I have also tried to follow repair manuals. It can be very frustrating. I wish the authors of such manuals would run them by mechanics, engineers and handymen. I'm sure this would expose any shortcomingd and make the manuals coincide with the real world.
The most ambigous manuals are the cheap ones at the auto parts stores. I used to like Mitchell's manuals, but I could never afford them. Fortunately, I can go to the local branch of the County Library and look at their Mitchell manuals, then copy the pages I need (you couldn't check them out).
A comparison between my 2000 Toyota Camry and 2003 Ford F350:
Camry: Reach under glove box and find the handle to the lower trap door. Pull down and door unsnaps and comes out. Look up and the blower motor is staring at you. Unplug 3-wire connector. Remove 3 mounting screws with phillips screwdriver.
F350: I don't even want to think about it. My Haynes manual is useless and I would have to trip to the library.
This post goes to the heart of a problem that so many manufacturers of consumer products have: Manual quality is vastly underrated. I can't remember how many times I've read product manuals that were convoluted and nearly impossible to follow. They looked as if they were put together by a junior engineer as an afterthought. Too many companies don't realize what a horrible impression they are making with their customers when they do this. This is a BIG pet peeve.
Charles, oftentimes even experienced engineers create poor manuals.

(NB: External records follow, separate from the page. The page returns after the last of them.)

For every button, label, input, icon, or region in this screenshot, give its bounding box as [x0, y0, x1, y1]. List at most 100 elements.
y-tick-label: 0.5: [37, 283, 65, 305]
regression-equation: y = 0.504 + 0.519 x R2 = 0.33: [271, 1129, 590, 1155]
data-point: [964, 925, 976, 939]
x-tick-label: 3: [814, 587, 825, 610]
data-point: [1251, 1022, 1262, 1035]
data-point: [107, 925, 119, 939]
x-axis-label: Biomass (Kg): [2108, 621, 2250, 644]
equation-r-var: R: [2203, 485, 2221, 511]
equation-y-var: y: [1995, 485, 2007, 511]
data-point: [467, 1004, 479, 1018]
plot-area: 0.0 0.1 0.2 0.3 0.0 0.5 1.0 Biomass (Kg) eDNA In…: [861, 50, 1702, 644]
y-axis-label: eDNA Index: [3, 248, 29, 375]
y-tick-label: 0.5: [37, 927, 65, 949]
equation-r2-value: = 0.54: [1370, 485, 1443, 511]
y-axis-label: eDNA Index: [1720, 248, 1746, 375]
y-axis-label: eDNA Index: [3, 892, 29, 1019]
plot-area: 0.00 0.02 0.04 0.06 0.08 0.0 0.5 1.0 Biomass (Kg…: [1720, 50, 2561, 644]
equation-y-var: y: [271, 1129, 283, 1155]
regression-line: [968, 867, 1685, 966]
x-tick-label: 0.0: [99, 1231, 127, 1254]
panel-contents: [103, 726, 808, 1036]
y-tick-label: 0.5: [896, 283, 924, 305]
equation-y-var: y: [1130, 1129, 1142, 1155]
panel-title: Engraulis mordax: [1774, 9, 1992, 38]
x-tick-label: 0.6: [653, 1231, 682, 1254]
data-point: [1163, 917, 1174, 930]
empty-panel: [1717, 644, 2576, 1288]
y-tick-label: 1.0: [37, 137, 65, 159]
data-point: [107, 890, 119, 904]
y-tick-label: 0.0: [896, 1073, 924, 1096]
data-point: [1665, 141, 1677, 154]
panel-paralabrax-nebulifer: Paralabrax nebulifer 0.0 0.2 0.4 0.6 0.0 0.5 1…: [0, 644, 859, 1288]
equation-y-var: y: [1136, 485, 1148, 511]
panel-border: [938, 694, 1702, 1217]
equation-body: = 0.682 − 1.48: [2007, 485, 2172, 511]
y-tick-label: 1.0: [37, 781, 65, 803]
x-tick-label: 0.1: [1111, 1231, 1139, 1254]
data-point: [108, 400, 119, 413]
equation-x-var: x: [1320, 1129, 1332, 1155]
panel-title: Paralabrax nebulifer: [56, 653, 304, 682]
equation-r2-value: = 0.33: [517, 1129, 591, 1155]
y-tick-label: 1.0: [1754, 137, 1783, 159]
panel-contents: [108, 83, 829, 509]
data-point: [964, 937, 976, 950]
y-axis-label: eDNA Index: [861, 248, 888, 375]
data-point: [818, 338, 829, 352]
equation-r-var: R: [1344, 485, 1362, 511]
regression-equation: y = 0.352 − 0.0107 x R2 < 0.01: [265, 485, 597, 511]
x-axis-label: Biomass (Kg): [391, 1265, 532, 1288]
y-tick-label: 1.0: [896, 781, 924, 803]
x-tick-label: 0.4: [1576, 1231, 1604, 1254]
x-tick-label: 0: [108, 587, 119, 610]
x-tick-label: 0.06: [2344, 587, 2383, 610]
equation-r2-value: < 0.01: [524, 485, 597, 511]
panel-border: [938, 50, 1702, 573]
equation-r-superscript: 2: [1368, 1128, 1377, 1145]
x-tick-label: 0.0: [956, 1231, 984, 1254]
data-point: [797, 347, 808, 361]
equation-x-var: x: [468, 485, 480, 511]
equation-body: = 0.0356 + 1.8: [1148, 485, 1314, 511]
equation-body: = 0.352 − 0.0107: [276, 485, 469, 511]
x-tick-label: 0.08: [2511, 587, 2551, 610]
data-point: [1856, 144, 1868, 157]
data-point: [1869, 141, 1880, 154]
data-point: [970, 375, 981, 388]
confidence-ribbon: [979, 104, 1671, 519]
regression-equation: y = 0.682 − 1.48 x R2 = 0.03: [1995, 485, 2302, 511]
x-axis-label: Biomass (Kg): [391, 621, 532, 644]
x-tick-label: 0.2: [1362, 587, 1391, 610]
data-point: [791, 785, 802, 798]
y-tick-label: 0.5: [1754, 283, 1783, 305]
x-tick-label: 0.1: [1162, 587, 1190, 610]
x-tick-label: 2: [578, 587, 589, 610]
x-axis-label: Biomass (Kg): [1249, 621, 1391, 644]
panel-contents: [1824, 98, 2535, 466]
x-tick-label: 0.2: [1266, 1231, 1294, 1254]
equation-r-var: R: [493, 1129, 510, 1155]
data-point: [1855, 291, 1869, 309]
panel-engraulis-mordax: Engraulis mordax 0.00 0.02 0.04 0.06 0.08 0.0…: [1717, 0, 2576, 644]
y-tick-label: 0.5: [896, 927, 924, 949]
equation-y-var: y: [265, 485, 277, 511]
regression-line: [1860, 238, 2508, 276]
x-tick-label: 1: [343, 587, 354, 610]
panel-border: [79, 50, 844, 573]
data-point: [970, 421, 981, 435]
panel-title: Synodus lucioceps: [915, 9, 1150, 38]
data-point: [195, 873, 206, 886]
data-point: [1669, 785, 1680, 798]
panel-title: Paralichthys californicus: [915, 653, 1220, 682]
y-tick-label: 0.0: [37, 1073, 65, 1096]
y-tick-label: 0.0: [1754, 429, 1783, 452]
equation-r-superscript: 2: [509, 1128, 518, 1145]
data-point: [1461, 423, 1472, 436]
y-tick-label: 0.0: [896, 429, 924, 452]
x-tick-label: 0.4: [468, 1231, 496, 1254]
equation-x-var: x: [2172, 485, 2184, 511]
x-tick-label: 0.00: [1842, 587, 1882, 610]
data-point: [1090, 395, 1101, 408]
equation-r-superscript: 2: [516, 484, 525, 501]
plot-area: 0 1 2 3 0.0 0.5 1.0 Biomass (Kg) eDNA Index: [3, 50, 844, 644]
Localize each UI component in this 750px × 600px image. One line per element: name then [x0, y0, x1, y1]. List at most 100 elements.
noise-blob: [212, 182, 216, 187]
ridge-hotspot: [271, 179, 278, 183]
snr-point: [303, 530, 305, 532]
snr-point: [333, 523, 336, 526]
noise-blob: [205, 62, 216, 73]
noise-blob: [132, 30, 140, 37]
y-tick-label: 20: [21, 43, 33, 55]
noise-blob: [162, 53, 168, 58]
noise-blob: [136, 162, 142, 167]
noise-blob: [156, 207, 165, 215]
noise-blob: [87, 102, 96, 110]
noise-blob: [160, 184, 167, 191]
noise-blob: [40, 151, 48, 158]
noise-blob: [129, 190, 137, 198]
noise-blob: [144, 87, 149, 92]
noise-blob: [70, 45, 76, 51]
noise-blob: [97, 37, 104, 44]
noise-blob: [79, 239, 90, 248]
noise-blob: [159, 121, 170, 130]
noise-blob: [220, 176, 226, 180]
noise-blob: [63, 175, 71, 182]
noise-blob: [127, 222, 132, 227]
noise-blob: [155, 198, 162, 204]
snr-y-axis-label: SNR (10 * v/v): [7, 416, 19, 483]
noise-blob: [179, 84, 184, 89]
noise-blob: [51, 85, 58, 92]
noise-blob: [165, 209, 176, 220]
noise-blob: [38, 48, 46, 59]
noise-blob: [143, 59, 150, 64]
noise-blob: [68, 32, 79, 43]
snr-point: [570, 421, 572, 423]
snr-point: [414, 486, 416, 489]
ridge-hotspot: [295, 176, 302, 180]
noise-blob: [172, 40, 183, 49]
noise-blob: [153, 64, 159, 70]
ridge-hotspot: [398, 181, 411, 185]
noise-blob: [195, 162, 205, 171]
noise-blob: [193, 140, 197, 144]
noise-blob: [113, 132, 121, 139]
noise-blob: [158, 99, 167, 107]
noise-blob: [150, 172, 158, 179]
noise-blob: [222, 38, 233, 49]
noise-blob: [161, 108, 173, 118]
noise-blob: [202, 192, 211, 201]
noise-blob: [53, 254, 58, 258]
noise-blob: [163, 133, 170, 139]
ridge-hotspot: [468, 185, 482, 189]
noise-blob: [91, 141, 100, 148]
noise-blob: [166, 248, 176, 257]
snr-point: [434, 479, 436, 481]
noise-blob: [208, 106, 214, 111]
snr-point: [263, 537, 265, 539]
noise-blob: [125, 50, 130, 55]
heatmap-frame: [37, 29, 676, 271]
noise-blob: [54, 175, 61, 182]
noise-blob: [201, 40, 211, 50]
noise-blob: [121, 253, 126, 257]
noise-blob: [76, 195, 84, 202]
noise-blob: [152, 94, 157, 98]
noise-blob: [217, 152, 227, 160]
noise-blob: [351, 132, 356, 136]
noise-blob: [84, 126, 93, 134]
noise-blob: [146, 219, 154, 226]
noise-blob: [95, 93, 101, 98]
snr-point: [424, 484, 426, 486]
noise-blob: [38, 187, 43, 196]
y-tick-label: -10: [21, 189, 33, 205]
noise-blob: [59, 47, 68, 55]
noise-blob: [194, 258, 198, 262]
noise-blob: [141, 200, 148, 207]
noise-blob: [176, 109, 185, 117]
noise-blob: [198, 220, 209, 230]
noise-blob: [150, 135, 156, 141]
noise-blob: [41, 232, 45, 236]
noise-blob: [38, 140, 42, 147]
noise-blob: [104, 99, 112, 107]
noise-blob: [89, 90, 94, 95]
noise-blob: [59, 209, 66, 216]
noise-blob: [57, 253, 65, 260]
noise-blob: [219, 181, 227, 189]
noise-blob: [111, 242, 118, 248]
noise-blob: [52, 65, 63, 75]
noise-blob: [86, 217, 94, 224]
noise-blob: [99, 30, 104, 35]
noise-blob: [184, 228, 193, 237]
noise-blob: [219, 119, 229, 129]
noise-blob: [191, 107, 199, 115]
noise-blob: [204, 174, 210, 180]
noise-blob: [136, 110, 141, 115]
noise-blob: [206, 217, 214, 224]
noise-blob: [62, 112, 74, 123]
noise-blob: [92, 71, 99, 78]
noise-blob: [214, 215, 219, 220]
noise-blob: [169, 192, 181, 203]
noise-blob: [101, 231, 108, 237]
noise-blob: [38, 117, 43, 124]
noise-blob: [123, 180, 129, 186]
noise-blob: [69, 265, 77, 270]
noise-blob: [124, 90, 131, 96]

A professional technical writer is quite valuable to a company if they can afford the position. They translate what the engineer tries to communicate into something the average user can, most of the time, understand.
Assumming the writer can effectively understand what the engineer is trying to communicate. Some of the best manuals are the ones with assembly diagrams and exploded views. Sometimes a picture is a thousand times better than paragraphs of eloquent descriptions.
My expeience with Chrysler service manuals is that sometimes they show a view from a point that no human could ever have, such as looking at an engine through the firewall just above the steering column. That was an interesting one. And removing the front fender was indeed required on some of their products. Evidently the blower motor was not intended to ever be replaced.
The worst ever technical writing was done by a chap at a company that I worked for a while back. He had written a calibration procedure for a circuit that I had designed, and it was so confusing that I couldn't follow it. I discovered this when I got a paniced call from our field service person telling me that he couldn't get the procedure to work. I had to clear my head for a few minutes, pull out the drawing, and write a better procedure, and then fax it to the poor chap. He used my instructions for a succesful calibration, and then we had the revised instructions typed up and sent to that customer as an update for their manual on the machine. And I decided that I had to have the final say on service manuals after that.
It did sort of start my technical writing portion of my engineering career.
Good user manuals are like having a remote control to your vehicle. Put aside the possibilities of repairing, you will still find good user manuals handy. Often times we don't get to know, and use consequently, all the features in the vehicle just because we don't have a useful user manual in our hands describing everything about the vehicle.
@ Gorski, nothing could be more frustrating than trying to repair using a repair manual and failing to do so. It is not just about frustration. It has much more to do with company's reputation as well. A useful manual with clear diagrams, made by engineers or people properly skilled for the job, can be really handy in performing common repair operations.